HK Stock Market Move | Infrastructure stocks perform strongly, CRRC Corporation (01766) rose more than 9% after exceeding expectations, the expectation of increased investment in infrastructure under export pressure.

date
08/04/2025
avatar
GMT Eight
Infrastructure stocks performed strongly as of the time of writing. CRRC Corporation (01766) rose by 8.96% to HK$4.5, China Communications Construction (01800) rose by 5.59% to HK$4.72, China Railway Signal & Communication Corporation (03969) rose by 5.03% to HK$3.13, and China Railway (00390) rose by 3.82% to HK$3.26. On the news front, CRRC Corporation announced that it expects to achieve a net profit attributable to the shareholders of the listed company of 2.822 to 3.226 billion yuan in the first quarter of 2025, an increase of 1.814 to 2.218 billion yuan compared to the same period last year, a year-on-year increase of 180% to 220%. The growth in performance is mainly due to an increase in product sales compared to the same period last year.
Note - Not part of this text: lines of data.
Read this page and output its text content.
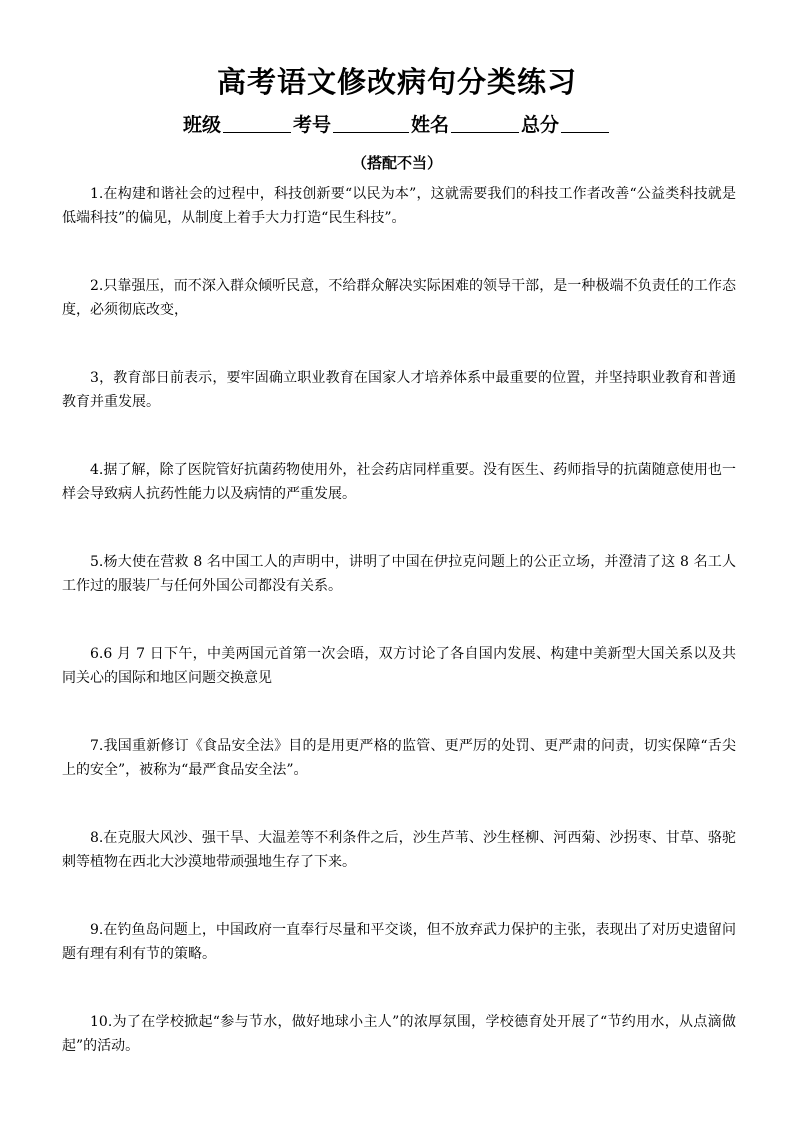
高考语文修改病句分类练习
班级	考号	姓名	总分
（搭配不当）

1.在构建和谐社会的过程中，科技创新要“以民为本”，这就需要我们的科技工作者改善“公益类科技就是低端科技”的偏见，从制度上着手大力打造“民生科技”。

2.只靠强压，而不深入群众倾听民意，不给群众解决实际困难的领导干部，是一种极端不负责任的工作态度，必须彻底改变，

3，教育部日前表示，要牢固确立职业教育在国家人才培养体系中最重要的位置，并坚持职业教育和普通教育并重发展。

4.据了解，除了医院管好抗菌药物使用外，社会药店同样重要。没有医生、药师指导的抗菌随意使用也一样会导致病人抗药性能力以及病情的严重发展。

5.杨大使在营救 8 名中国工人的声明中，讲明了中国在伊拉克问题上的公正立场，并澄清了这 8 名工人工作过的服装厂与任何外国公司都没有关系。

6.6 月 7 日下午，中美两国元首第一次会晤，双方讨论了各自国内发展、构建中美新型大国关系以及共同关心的国际和地区问题交换意见

7.我国重新修订《食品安全法》目的是用更严格的监管、更严厉的处罚、更严肃的问责，切实保障“舌尖上的安全”，被称为“最严食品安全法”。

8.在克服大风沙、强干旱、大温差等不利条件之后，沙生芦苇、沙生柽柳、河西菊、沙拐枣、甘草、骆驼刺等植物在西北大沙漠地带顽强地生存了下来。

9.在钓鱼岛问题上，中国政府一直奉行尽量和平交谈，但不放弃武力保护的主张，表现出了对历史遗留问题有理有利有节的策略。

10.为了在学校掀起“参与节水，做好地球小主人”的浓厚氛围，学校德育处开展了“节约用水，从点滴做起”的活动。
In addition, according to a report by The Paper, nearly a hundred listed companies announced after-hours buying back shares; on April 7th, Central Huijin, China Chengtong, China Guoxin, China Electronics, and other national teams successively announced additional share purchases. CITIC Securities pointed out that as the trade war between China and the United States escalates and export pressure increases, there may be expectations for increased infrastructure investment. In 2025, the overall fiscal policy is expected to be more positive, with increased support from the funding side, continuing debt conversion policies, and demand and funding jointly supporting marginal improvement in the infrastructure fundamentals. The bank pointed out that the focus sectors driving investment include road and bridge construction, water conservancy, rail transit, and municipal administration. Huatai also indicated that domestic infrastructure investment is expected to strengthen and drive the sector, with relative optimism in subsectors such as cement, engineering pipelines, local state-owned enterprises, and the Belt and Road Initiative.